Pharmacists and Pharmacy Technicians have different roles, but the same aim – to help patients stay well

The safe supply of medicines is at the core of what pharmacies do and the minimum expected of us by the public. Responsibility and accountability for safe advice and supply should therefore remain with a pharmacist and not be delegated to pharmacy technicians, who are not qualified for this role. Patient safety, public confidence and ready and easy access to a pharmacist are the uppermost concern.  Effective use of skill mix is important in pharmacy, and technicians make a very important contribution. However, in many situations, there is no substitute for the professional judgement of the pharmacist.

There should be a pharmacist present in every community pharmacy throughout the opening hours

Regulations relating to supervision and the role of the responsible pharmacist together must permit the profession to move on and deliver services efficiently. Yet patient safety, public confidence and ready access to a pharmacist must be regarded as the uppermost priority.  Responsibility and accountability for the safe supply of medicines should remain with the responsible pharmacist. Standard operating procedures and systems only go so far. In many situations, there is no substitute for the professional and clinical judgment of the pharmacist on the spot. Therefore, there should be a pharmacist present in every community pharmacy throughout the opening hours. We support the further development of the skills and role of the whole pharmacy team.
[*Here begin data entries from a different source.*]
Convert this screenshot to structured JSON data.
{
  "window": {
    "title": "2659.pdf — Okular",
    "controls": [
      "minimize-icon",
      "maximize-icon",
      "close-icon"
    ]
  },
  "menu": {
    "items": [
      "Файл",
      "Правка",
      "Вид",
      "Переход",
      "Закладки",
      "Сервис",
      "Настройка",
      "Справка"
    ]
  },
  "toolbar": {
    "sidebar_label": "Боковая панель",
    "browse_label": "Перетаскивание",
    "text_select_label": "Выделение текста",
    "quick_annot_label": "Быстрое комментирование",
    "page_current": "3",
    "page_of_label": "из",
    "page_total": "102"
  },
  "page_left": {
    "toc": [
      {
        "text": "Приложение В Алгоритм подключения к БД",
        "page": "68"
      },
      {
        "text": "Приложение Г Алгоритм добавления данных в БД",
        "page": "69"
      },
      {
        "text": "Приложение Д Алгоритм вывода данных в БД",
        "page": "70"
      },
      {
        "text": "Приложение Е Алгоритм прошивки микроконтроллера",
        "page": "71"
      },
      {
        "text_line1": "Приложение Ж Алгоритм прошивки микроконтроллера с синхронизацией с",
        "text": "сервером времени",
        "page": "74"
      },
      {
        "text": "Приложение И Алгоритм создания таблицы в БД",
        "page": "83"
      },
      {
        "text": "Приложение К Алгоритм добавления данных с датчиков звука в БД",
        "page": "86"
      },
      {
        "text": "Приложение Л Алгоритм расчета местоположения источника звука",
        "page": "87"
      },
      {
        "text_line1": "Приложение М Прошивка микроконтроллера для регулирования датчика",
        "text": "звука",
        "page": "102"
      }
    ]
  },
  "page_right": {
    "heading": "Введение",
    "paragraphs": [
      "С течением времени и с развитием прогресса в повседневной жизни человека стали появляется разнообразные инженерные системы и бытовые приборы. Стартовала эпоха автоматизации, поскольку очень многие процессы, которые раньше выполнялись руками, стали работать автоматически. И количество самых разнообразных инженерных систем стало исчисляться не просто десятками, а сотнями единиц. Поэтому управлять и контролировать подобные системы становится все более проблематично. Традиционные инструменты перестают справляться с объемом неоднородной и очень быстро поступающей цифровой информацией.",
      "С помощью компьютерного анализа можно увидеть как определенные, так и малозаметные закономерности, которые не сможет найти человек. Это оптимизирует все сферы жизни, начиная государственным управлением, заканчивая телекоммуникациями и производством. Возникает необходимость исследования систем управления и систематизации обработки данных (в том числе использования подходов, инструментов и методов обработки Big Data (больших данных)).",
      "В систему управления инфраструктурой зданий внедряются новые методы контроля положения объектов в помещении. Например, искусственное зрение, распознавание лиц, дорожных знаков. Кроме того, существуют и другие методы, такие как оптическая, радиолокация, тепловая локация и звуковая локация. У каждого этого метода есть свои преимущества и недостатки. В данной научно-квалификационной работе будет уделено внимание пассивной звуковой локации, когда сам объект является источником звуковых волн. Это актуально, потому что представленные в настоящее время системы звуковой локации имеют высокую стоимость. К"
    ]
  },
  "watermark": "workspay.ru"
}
At the same time, the accessibility of the pharmacist must be maintained and indeed enhanced. The effect of any changes should be to enable the pharmacist’s presence in the pharmacy to become more, not less, visible to patients.

Community pharmacy contractual framework

Independents must fully embrace the clinical service agenda, which is our best hope for a change in fortunes from our current precarious situation and the right thing to do for our patients.  Yet many pharmacies, worn down by funding cuts and escalating costs, are not in a position to invest in new services that would greatly benefit patients and the NHS.  The core funding for England’s pharmacies is not enough to achieve the transformational improvements the NHS and pharmacists would like to see.  For some pharmacies, it won’t even be enough to keep the doors open, unless other substantial sources of income can be found. With half of all pharmacies in deficit, the government must be prepared to invest in the future of community pharmacy and back us to deliver clinical services to a high standard.

Prescription charges

Prescription charges deter many people from getting the medicines they are prescribed. That is troubling to pharmacists, who understand the benefits medicines can bring and the human cost of not taking medicines as prescribed. Patients on low fixed incomes who do not qualify for exemption suffer the most. Meanwhile, prescription charges involve an administrative burden on pharmacists which is counterproductive to the government’s aim in getting pharmacists to spend more time on clinical services.  Pharmacists, like other health care professionals, experienced great pressures on their time and any release of time could be used to enhance patient care.  The NPA is a member of the patient-led Prescription Charges Coalition, which seeks reform of the current illogical and unfair situation.